Let’s go back to the economic argument above for a minute. Let’s say a company challenged the production cost, saying that through labor and an innovative production technology, they had been able to produce bilberry 25% anthocyanosides at a 30% lower price. (which theoretically they would have to do if the above numbers are correct and profit is to be made.) Or let’s say the company had located an extremely high active component therefore lowering actual raw material cost. (and it would have to be significantly different from the native profile to seriously impact overall cost.) In either case, theoretically, ingredient cost would be reduced.
One problem though. If the technology has that dramatic an effect, or the material is that abnormally active, would that then not constitute a significant change in the profile and characteristics, even phytoactivity and potentially safety of the ingredient?
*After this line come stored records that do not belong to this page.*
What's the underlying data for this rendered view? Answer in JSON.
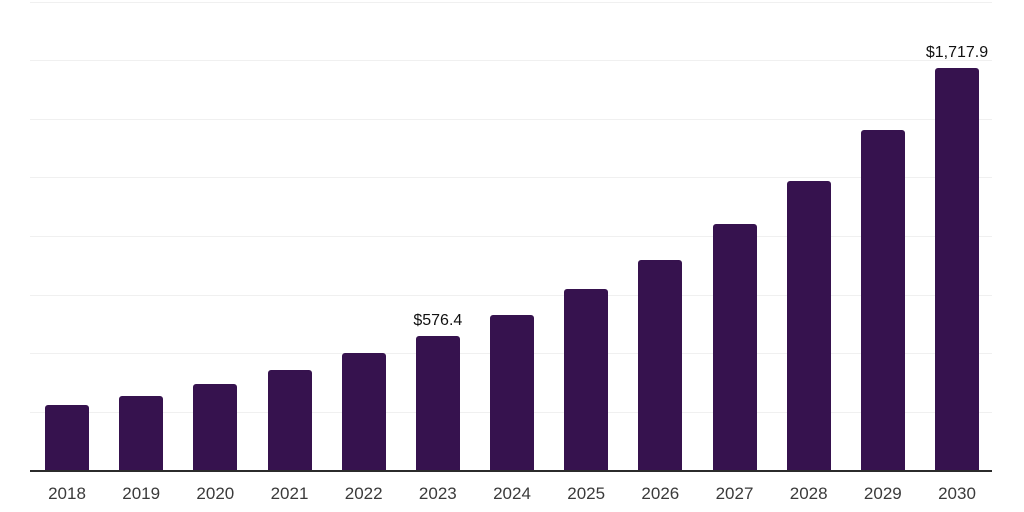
{
  "chart_data": {
    "type": "bar",
    "title": "",
    "xlabel": "",
    "ylabel": "",
    "categories": [
      "2018",
      "2019",
      "2020",
      "2021",
      "2022",
      "2023",
      "2024",
      "2025",
      "2026",
      "2027",
      "2028",
      "2029",
      "2030"
    ],
    "values": [
      281,
      321,
      372,
      429,
      502,
      576.4,
      665,
      776,
      899,
      1052,
      1236,
      1453,
      1717.9
    ],
    "data_labels": [
      "",
      "",
      "",
      "",
      "",
      "$576.4",
      "",
      "",
      "",
      "",
      "",
      "",
      "$1,717.9"
    ],
    "ylim": [
      0,
      2000
    ],
    "gridline_step": 250,
    "grid": true,
    "legend_position": "none",
    "colors": {
      "bar": "#36124e",
      "gridline": "#f0f0f0",
      "axis_line": "#2b2b2b",
      "tick_label": "#3a3a3a",
      "data_label": "#111111",
      "background": "#ffffff"
    }
  }
}
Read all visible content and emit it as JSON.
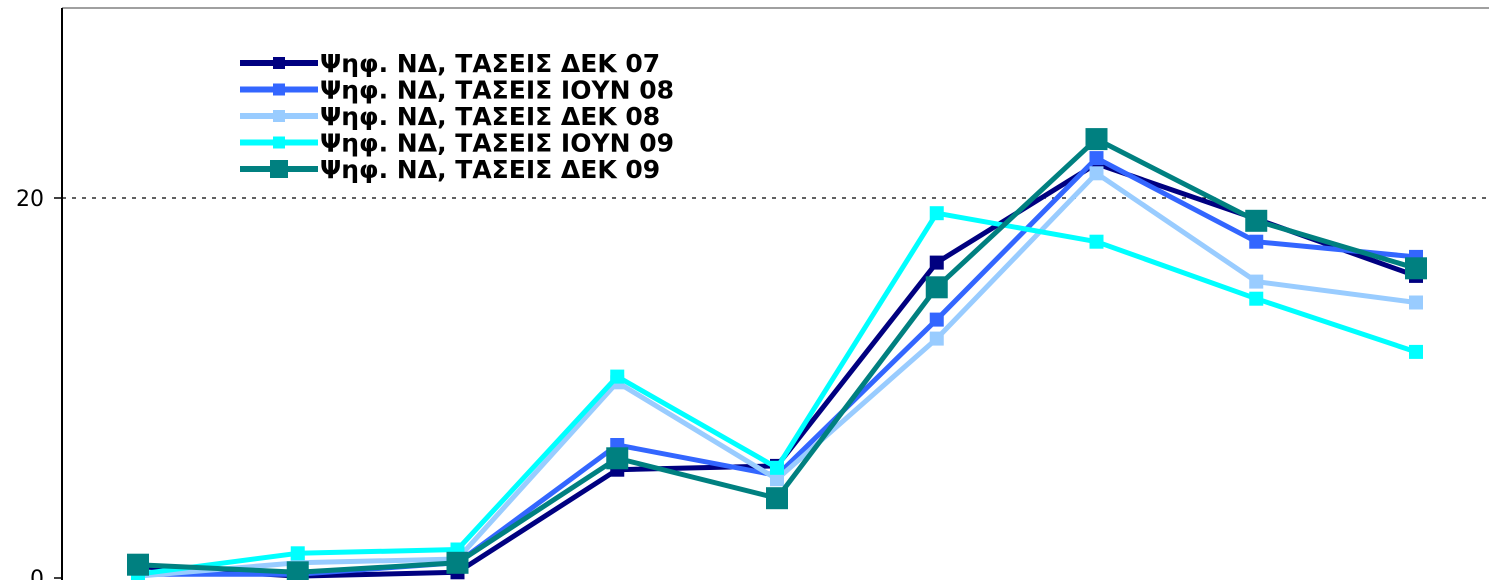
{
  "chart_data": {
    "type": "line",
    "title": "",
    "xlabel": "",
    "ylabel": "",
    "x": [
      1,
      2,
      3,
      4,
      5,
      6,
      7,
      8,
      9
    ],
    "ylim": [
      0,
      28
    ],
    "yticks": [
      0,
      20
    ],
    "grid": "dotted line at 20",
    "legend_position": "top-left",
    "series": [
      {
        "name": "Ψηφ. ΝΔ, ΤΑΣΕΙΣ ΔΕΚ 07",
        "color": "#000080",
        "marker": "small-square",
        "values": [
          0.6,
          0.1,
          0.3,
          5.7,
          5.9,
          16.6,
          21.8,
          18.9,
          15.9
        ]
      },
      {
        "name": "Ψηφ. ΝΔ, ΤΑΣΕΙΣ ΙΟΥΝ 08",
        "color": "#3366ff",
        "marker": "small-square",
        "values": [
          0.2,
          0.2,
          0.8,
          7.0,
          5.4,
          13.6,
          22.1,
          17.7,
          16.9
        ]
      },
      {
        "name": "Ψηφ. ΝΔ, ΤΑΣΕΙΣ ΔΕΚ 08",
        "color": "#99ccff",
        "marker": "small-square",
        "values": [
          0.1,
          0.8,
          1.0,
          10.3,
          5.2,
          12.6,
          21.3,
          15.6,
          14.5
        ]
      },
      {
        "name": "Ψηφ. ΝΔ, ΤΑΣΕΙΣ ΙΟΥΝ 09",
        "color": "#00ffff",
        "marker": "small-square",
        "values": [
          0.2,
          1.3,
          1.5,
          10.6,
          5.8,
          19.2,
          17.7,
          14.7,
          11.9
        ]
      },
      {
        "name": "Ψηφ. ΝΔ, ΤΑΣΕΙΣ ΔΕΚ 09",
        "color": "#008080",
        "marker": "large-square",
        "values": [
          0.7,
          0.3,
          0.8,
          6.3,
          4.2,
          15.3,
          23.1,
          18.8,
          16.3
        ]
      }
    ]
  }
}
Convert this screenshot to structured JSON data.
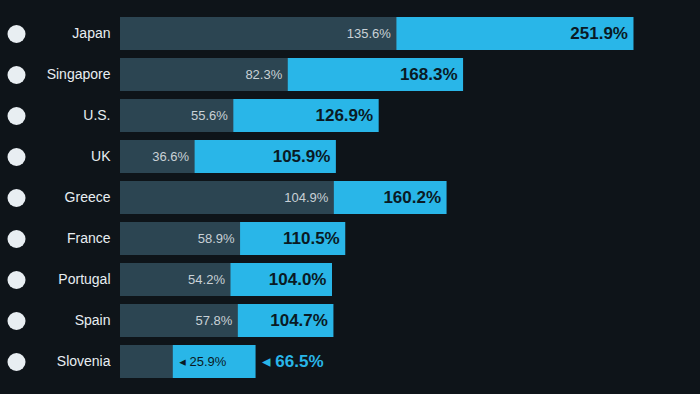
{
  "chart_data": {
    "type": "bar",
    "orientation": "horizontal",
    "categories": [
      "Japan",
      "Singapore",
      "U.S.",
      "UK",
      "Greece",
      "France",
      "Portugal",
      "Spain",
      "Slovenia"
    ],
    "series": [
      {
        "color": "#29b6e8",
        "values": [
          251.9,
          168.3,
          126.9,
          105.9,
          160.2,
          110.5,
          104.0,
          104.7,
          66.5
        ],
        "value_labels": [
          "251.9%",
          "168.3%",
          "126.9%",
          "105.9%",
          "160.2%",
          "110.5%",
          "104.0%",
          "104.7%",
          "◂ 66.5%"
        ]
      },
      {
        "color": "#2c4552",
        "values": [
          135.6,
          82.3,
          55.6,
          36.6,
          104.9,
          58.9,
          54.2,
          57.8,
          25.9
        ],
        "value_labels": [
          "135.6%",
          "82.3%",
          "55.6%",
          "36.6%",
          "104.9%",
          "58.9%",
          "54.2%",
          "57.8%",
          "◂ 25.9%"
        ]
      }
    ],
    "xlim": [
      0,
      260
    ],
    "data_labels": true,
    "tick_labels": "y",
    "grid": false
  }
}
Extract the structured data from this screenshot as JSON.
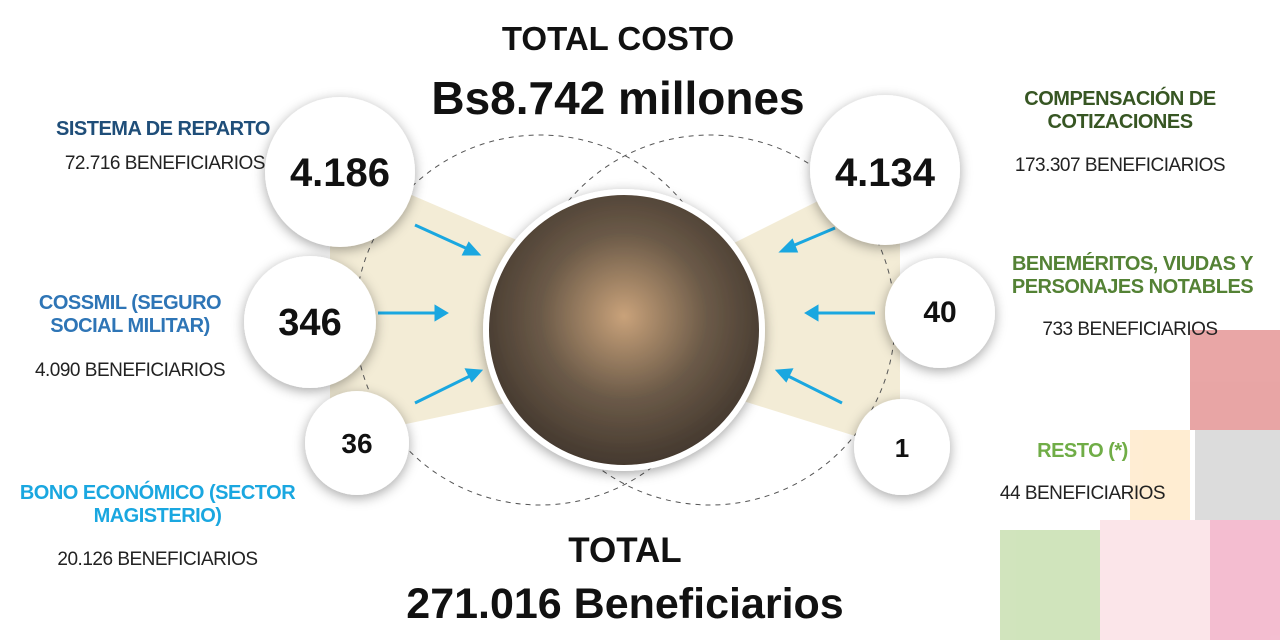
{
  "header": {
    "title": "TOTAL COSTO",
    "amount": "Bs8.742 millones"
  },
  "items": [
    {
      "label": "SISTEMA DE REPARTO",
      "beneficiaries": "72.716 BENEFICIARIOS",
      "cost": "4.186"
    },
    {
      "label": "COSSMIL (SEGURO SOCIAL MILITAR)",
      "beneficiaries": "4.090 BENEFICIARIOS",
      "cost": "346"
    },
    {
      "label": "BONO ECONÓMICO (SECTOR MAGISTERIO)",
      "beneficiaries": "20.126 BENEFICIARIOS",
      "cost": "36"
    },
    {
      "label": "COMPENSACIÓN DE COTIZACIONES",
      "beneficiaries": "173.307 BENEFICIARIOS",
      "cost": "4.134"
    },
    {
      "label": "BENEMÉRITOS, VIUDAS Y PERSONAJES NOTABLES",
      "beneficiaries": "733 BENEFICIARIOS",
      "cost": "40"
    },
    {
      "label": "RESTO (*)",
      "beneficiaries": "44 BENEFICIARIOS",
      "cost": "1"
    }
  ],
  "footer": {
    "title": "TOTAL",
    "amount": "271.016 Beneficiarios"
  }
}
Could one then not argue that an NDI should be filed or additional safety studies (or at least bioequivalence) should be conducted?
These remain fundamental issues and challenges facing the ingredient community. All too often, they are the challenges faced only by the ingredient community. There are signals that there is change afoot – changes in relationships, expectations, analytical support and other factors – changes overdue.
Returning to the economic argument for a second, I cannot help but wonder whether the calculation, publication and communication of a theoretical practical minimum price for commodity-based (not commodity) ingredients might not be a useful tool in quickly identifying the most obvious ‘too good to be true’ infractions in our marketplace. In a more cynical moment, I have to accept that for some buyers it wouldn’t make any difference. For consumers, however, that’s another issue, and proving that the lowest theoretical cost to consumers is well above some finished product pricing might be an interesting, productive and credibility building exercise.